15th March: Step 1 (pages 1-57)
22nd March: Steps 2-5 (pages 58-99)
29th March: Steps 6-8 (pages 100-131)
5th April: Steps 9-12 (pages 132-178)
Taking as her starting point the teachings of the great world religions, Karen Armstrong demonstrates in twelve practical steps how we can bring compassion to the forefront of our lives. These steps both reveal the inadequacies of our knowledge of ourselves and others and enable us to unlock our potential for understanding, empathy and altruism that can be translated into acts of kindness and charity. They culminate in the most radical and challenging of all religious maxims – love your enemy. Yet in today’s world, compassion in no longer a luxury but, in the words of Martin Luther King, ‘an absolute necessity for our survival’.
“A profound and lucid mixture of philosophy, theology and self-help. It’s a perfect detox for the soul… Spry, eloquent, pacy…. Armstrong has a knack for grappling with complex ideas in the lightest of ways” (The Times)
“It sees Armstrong combine in this brief volume both her usual high quality historical scholarship and an explicit self-help programme that echoes her rousing lectures… Challenging, persuasive self-help book that seeks to distil the very best of religion” (Independent)
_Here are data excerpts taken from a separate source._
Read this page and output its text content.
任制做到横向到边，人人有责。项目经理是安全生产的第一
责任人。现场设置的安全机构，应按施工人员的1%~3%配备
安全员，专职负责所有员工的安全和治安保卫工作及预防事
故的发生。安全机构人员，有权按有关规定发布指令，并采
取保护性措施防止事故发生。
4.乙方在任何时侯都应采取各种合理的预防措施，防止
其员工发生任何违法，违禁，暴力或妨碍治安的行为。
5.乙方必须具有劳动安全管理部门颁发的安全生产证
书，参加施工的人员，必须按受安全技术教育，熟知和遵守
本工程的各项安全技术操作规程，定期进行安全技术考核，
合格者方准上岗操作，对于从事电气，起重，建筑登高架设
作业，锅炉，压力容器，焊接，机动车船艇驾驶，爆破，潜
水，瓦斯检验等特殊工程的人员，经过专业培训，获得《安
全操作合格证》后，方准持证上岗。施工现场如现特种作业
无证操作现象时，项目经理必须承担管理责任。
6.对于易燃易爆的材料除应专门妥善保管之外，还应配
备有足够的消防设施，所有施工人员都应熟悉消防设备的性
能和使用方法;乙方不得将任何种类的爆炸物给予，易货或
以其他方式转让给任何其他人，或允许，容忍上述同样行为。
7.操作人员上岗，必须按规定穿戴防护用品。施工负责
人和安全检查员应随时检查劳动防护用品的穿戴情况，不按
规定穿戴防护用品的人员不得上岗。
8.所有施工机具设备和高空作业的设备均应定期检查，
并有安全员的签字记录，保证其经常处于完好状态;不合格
“One of the charming things about Armstrong’s book is its deliberate descents into bathos. We move from the high thoughts of the old sages to the demands of everyday life…from an exquisitely intelligent exposition of Sophocles’s Oedipus Tyrannus to a meditation upon how we might overcome a personal dislike of a colleague or family member” (Financial Times)
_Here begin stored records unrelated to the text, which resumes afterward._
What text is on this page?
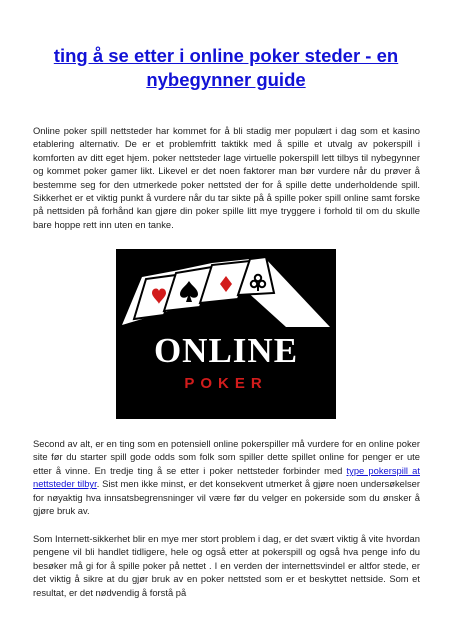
ting å se etter i online poker steder - en nybegynner guide

Online poker spill nettsteder har kommet for å bli stadig mer populært i dag som et kasino etablering alternativ. De er et problemfritt taktikk med å spille et utvalg av pokerspill i komforten av ditt eget hjem. poker nettsteder lage virtuelle pokerspill lett tilbys til nybegynner og kommet poker gamer likt. Likevel er det noen faktorer man bør vurdere når du prøver å bestemme seg for den utmerkede poker nettsted der for å spille dette underholdende spill. Sikkerhet er et viktig punkt å vurdere når du tar sikte på å spille poker spill online samt forske på nettsiden på forhånd kan gjøre din poker spille litt mye tryggere i forhold til om du skulle bare hoppe rett inn uten en tanke.

ONLINE

POKER

Second av alt, er en ting som en potensiell online pokerspiller må vurdere for en online poker site før du starter spill gode odds som folk som spiller dette spillet online for penger er ute etter å vinne. En tredje ting å se etter i poker nettsteder forbinder med type pokerspill at nettsteder tilbyr. Sist men ikke minst, er det konsekvent utmerket å gjøre noen undersøkelser for nøyaktig hva innsatsbegrensninger vil være før du velger en pokerside som du ønsker å gjøre bruk av.

Som Internett-sikkerhet blir en mye mer stort problem i dag, er det svært viktig å vite hvordan pengene vil bli handlet tidligere, hele og også etter at pokerspill og også hva penge info du besøker må gi for å spille poker på nettet . I en verden der internettsvindel er altfor stede, er det viktig å sikre at du gjør bruk av en poker nettsted som er et beskyttet nettside. Som et resultat, er det nødvendig å forstå på
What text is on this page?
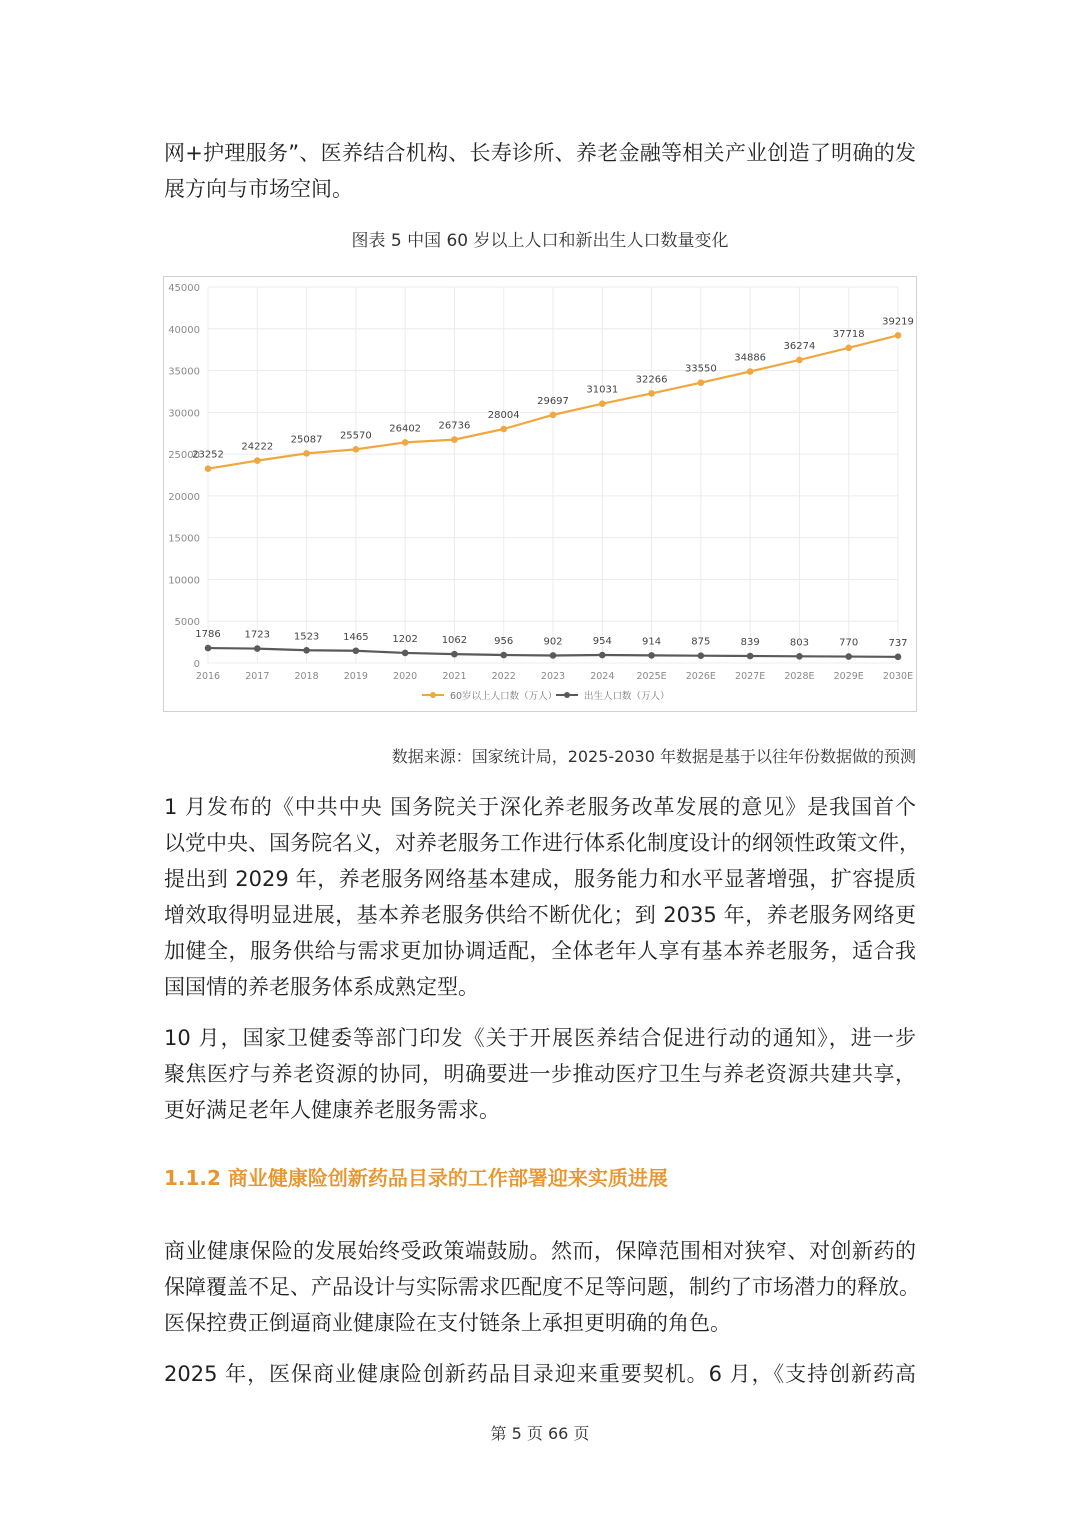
网+护理服务”、医养结合机构、长寿诊所、养老金融等相关产业创造了明确的发
展方向与市场空间。
图表 5 中国 60 岁以上人口和新出生人口数量变化
0
5000
10000
15000
20000
25000
30000
35000
40000
45000
2016	2017	2018	2019	2020	2021	2022	2023	2024 2025E 2026E 2027E 2028E 2029E 2030E
23252
24222
25087 25570
26402 26736
28004
29697
31031
32266
33550
34886
36274
37718
39219
1786 1723 1523 1465 1202 1062	956	902	954	914	875	839	803	770	737
60岁以上人口数（万人）	出生人口数（万人）
数据来源：国家统计局，2025-2030 年数据是基于以往年份数据做的预测
1 月发布的《中共中央 国务院关于深化养老服务改革发展的意见》是我国首个
以党中央、国务院名义，对养老服务工作进行体系化制度设计的纲领性政策文件，
提出到 2029 年，养老服务网络基本建成，服务能力和水平显著增强，扩容提质
增效取得明显进展，基本养老服务供给不断优化；到 2035 年，养老服务网络更
加健全，服务供给与需求更加协调适配，全体老年人享有基本养老服务，适合我
国国情的养老服务体系成熟定型。
10 月，国家卫健委等部门印发《关于开展医养结合促进行动的通知》，进一步
聚焦医疗与养老资源的协同，明确要进一步推动医疗卫生与养老资源共建共享，
更好满足老年人健康养老服务需求。
1.1.2 商业健康险创新药品目录的工作部署迎来实质进展
商业健康保险的发展始终受政策端鼓励。然而，保障范围相对狭窄、对创新药的
保障覆盖不足、产品设计与实际需求匹配度不足等问题，制约了市场潜力的释放。
医保控费正倒逼商业健康险在支付链条上承担更明确的角色。
2025 年，医保商业健康险创新药品目录迎来重要契机。6 月，《支持创新药高
第 5 页 66 页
Karen Armstrong is one of the world’s leading commentators on religious affairs. She spent seven years as a Roman Catholic nun in the 1960s, but then left her teaching order in 1969 to read English at St Anne’s College, Oxford. In 1982, she became a full time writer and broadcaster. She is a best-selling author of over 15 books. An accomplished writer and passionate campaigner for religious liberty, Armstrong has addressed members of the United States Congress and the Senate and has participated in the World Economic Forum.